Je vous parlais, messieurs, ce soir-là, d’une enfant
Qu’en mourant loin de moi ma femme mit au monde.
Je ne l’ai jamais vue, et sur Dieu je me fonde
Pour la trouver un jour.
Alors, surpris un peu,
Quelques uns des vieillards suspendirent leur jeu.

— J’ai souffert, gémit-il, Dieu veut qu’on reconnaisse
Partout sa main. Je vis, un jour de ma jeunesse,
Une femme adorable à laquelle je plus.
Les marins n’aiment pas les retards superflus ;
Il faut qu’ils sachent bien profiter de la brise.

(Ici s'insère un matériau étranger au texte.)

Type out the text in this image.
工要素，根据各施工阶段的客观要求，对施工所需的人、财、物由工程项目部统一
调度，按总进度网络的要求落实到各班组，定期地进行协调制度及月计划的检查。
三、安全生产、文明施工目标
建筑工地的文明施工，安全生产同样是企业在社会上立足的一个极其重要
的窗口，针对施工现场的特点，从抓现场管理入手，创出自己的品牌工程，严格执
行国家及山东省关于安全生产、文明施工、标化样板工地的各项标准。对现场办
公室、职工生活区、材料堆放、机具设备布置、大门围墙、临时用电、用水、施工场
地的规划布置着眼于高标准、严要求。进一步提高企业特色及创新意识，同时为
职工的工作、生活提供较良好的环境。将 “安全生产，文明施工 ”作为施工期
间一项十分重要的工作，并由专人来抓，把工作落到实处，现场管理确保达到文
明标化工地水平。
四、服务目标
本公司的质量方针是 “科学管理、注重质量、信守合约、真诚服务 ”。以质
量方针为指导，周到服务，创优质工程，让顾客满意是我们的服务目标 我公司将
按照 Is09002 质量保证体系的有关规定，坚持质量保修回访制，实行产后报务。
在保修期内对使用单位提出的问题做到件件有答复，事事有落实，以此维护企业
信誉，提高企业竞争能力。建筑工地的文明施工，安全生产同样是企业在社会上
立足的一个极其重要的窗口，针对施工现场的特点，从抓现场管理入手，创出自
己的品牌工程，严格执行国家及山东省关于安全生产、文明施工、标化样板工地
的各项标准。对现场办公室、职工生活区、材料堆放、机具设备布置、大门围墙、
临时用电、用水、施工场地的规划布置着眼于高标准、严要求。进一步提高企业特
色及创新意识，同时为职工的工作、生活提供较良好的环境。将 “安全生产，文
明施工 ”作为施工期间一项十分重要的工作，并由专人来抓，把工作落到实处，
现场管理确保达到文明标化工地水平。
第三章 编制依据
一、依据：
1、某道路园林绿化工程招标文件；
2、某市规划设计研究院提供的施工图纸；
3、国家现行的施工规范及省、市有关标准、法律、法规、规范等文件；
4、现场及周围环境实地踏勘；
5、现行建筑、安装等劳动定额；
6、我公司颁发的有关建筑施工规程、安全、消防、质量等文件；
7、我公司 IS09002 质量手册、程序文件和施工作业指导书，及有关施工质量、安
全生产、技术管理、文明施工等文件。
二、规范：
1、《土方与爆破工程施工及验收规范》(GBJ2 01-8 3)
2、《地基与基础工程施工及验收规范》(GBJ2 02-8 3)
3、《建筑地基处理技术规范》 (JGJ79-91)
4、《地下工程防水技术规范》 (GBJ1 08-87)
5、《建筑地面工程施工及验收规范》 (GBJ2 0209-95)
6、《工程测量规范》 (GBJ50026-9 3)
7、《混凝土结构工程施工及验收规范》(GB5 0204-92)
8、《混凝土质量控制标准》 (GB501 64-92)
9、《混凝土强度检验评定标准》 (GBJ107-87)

Nous fûmes mariés, un matin, à l’église,
Grâce au calme profond qui tenait le bateau,
Depuis plus de huit jours, immobile sur l’eau.
Enfin je m’éloignai de cette rive chère,
Laissant ma jeune épouse avec sa vieille mère
Qui la voulait garder jusques à mon retour.
Départ fatal ! Tombeau de mon unique amour !
Je vois encor les pleurs de l’épouse chagrine.
Longtemps je l’ai tenue alors sur ma poitrine,
Longtemps j’ai vu voler son blanc mouchoir au vent.
Puis, tout se confondit avec le flot mouvant.